Peter Enns’ book Inspiration and Incarnation: Evangelicals and the Problem of the Old Testament, is a vital contribution to the discussion about how Evangelicals should understand the Bible, one reviewer says of the book, which I am reading.
The book says: “It is a fundamental misunderstanding of Genesis to expect it to answer questions generated by a modern worldview, such as whether the days were literal or figurative, or whether the days of creation can be lined up with modern science, or whether the flood was local or universal…. It is wholly incomprehensible to think that thousands of years ago God would have felt constrained to speak in a way that would be meaningful only to Westerners several thousand years later. To do so borders on modern, Western arrogance.”
In terms of postmodern epistemology, I do not believe Enns could strictly be described as a postmodern thinker. However, the Westminster tradition of presuppositionalism seems to underlie some of Enns’ argument. It seems to me that there could be some potentially fruitful cross-polinization between presuppositionalism, Reformed Epistemology, and some postmodern epistemologies. Indeed, Enns provided a back-cover blurb for John Franke’s The Character of Theology (another excellent book that I will review in a subsequent post), which suggests to me that Enns’ is sympathetic to the “postconservative” Evangelical commitment to move away from a modernist, “scientific” approach to the Biblical narratives,” he says. (also apparently called ‘foundationalism.’)

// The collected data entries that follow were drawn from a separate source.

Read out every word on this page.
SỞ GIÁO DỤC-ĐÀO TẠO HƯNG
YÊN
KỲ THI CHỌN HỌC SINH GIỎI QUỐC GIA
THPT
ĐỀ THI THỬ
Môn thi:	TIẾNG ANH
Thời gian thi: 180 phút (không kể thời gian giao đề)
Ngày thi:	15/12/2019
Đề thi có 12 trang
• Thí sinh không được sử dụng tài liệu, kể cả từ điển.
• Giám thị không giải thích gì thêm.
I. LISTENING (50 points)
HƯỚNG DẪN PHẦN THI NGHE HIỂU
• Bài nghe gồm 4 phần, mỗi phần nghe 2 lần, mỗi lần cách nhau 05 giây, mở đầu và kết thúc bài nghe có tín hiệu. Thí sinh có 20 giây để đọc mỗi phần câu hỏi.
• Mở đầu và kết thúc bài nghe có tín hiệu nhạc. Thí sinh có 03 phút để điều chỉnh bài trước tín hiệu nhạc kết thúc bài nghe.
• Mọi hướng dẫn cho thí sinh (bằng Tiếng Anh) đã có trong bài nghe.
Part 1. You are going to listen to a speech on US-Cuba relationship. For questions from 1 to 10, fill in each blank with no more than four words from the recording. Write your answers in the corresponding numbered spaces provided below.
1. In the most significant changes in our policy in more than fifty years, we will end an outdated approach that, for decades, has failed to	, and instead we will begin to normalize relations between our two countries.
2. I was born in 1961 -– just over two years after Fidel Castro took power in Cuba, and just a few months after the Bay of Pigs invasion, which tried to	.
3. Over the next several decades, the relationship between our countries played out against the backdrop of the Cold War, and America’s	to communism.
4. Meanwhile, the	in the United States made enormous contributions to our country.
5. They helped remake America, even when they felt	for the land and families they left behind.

There was something about this in the book on the fathers and theology — ‘Reading Theology with the church fathers’ – our tendency to view the Bible in sort of a ‘scientific’ way, where the author of that book cited one of the founders of DTS, Chafer it might have been, with that view.
Reading Enns’ book makes me think that Spadfil’s treatment of Eccl was superficial – he said that the final statement negated everything (though as he went through the book he couldn’t really stick to that view). Instead Enns view would be more that the diversity points to the complexities of life, which is the whole point of the book.
Both here and in Galatians, he seems to take a boring and safe line.